A growing number of new immigrants to Canada are bringing with them increasingly diverse languages, setting a record for the number of Canadians whose mother tongue is neither English nor French, new 2021 census data reveals.
One in four people in Canada have a mother tongue other than English or French, and about 12 per cent of people predominantly speak a non-official language at home as of last year.
Proficiency in those languages tends to fade after a generation or two, however, Statistics Canada's deputy head of the Centre for Demography said Wednesday.
"From 2016 to 2021, the number of Canadians who predominantly speak languages other than English and French at home grew significantly," said Éric Caron-Malenfant at a media briefing.
The trend is mainly driven by immigration, and continued even during the pandemic when immigration slowed considerably due to COVID-19 health restrictions and related backlogs, Caron-Malenfant said.
The average age of new immigrants is typically between 25 and 35, he said.
"After that, when you have children in Canada, often more and more English and French will be spoken at home," he said.
British Columbia speech-language pathologist June Cheung noticed that phenomenon play out in her own Cantonese-speaking family and community when she was growing up in Edmonton.
"My parents were the ones who originally immigrated here from Hong Kong whereas my siblings and I, we were all born here," Cheung said in an interview.
"My parents would speak to my older brothers and myself in Chinese but often we would reply in English."
The generational language shift inspired her masters thesis, which further showed how "heritage" language proficiency fades with each generation.
"By the time the second generation has kids, it's very unlikely that they'll choose to use a heritage language," she said.
The trend was also true for French-speaking families outside of Quebec in most provinces, the census data shows.
The proportion of Canadians living outside Quebec whose first official language spoken is French was down to 3.3 per cent in 2021 from 3.6 per cent in 2016.
Statistics Canada attributes the decline to the fact that people whose first official language is French tend to be older, and haven't consistently passed the language on to the next generation.
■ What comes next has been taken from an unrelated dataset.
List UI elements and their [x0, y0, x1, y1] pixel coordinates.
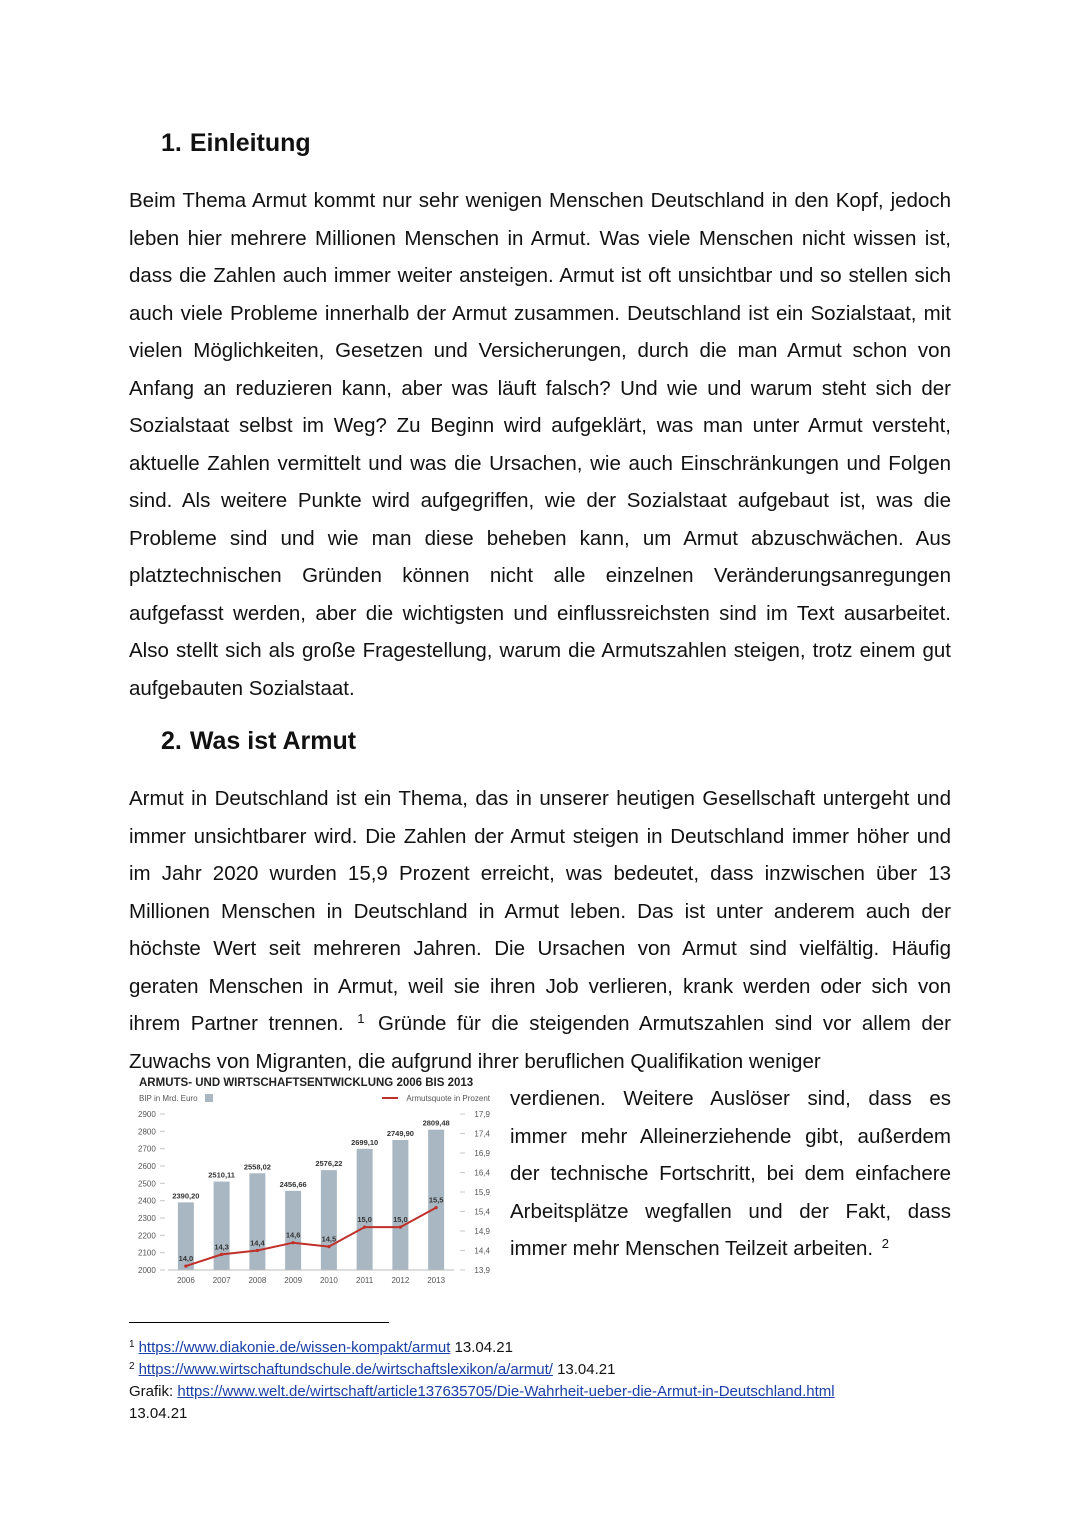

Sometimes other languages can take over inside the home.
Cheung, who says she's reinvested in her Cantonese-speaking skills, says fading language proficiency can create intergenerational divides.
"I can ask you where the bathroom is, versus being able to talk about your hopes and fears, your dreams," she said. "It's a lot harder to have those conversations sometimes if there is that language barrier."
Mandarin and Punjabi are the most common non-official languages, with more than a million people predominantly speaking one of the two languages.
Statistics Canada noted a large increase in the growth of the number of Canadians who predominantly speak South Asian languages such as Punjabi, Gujarati, Hindi or Malayalam since the last census in 2016, a rise which was fuelled by immigration.
The growth rate of the population speaking South Asian languages was at least eight times greater than that of the overall Canadian population during the same period.
The massive increase in the growth of South Asian languages closely aligns with immigration trends from those countries.
At the same time, European languages like Italian, Polish and Greek are fading in Canada.
"This decline is primarily linked to the speakers of these languages aging, a significant proportion of whom emigrated to Canada before 1980," Caron-Malenfant said.
Relatively few recent immigrants from those countries have recently landed in Canada, he said.
Regardless of their mother tongue, most people in Canada access services in one of the two official languages.
English and French are still by far the most common languages spoken in Canada and 90 per cent of Canadians speak at least one of the official languages.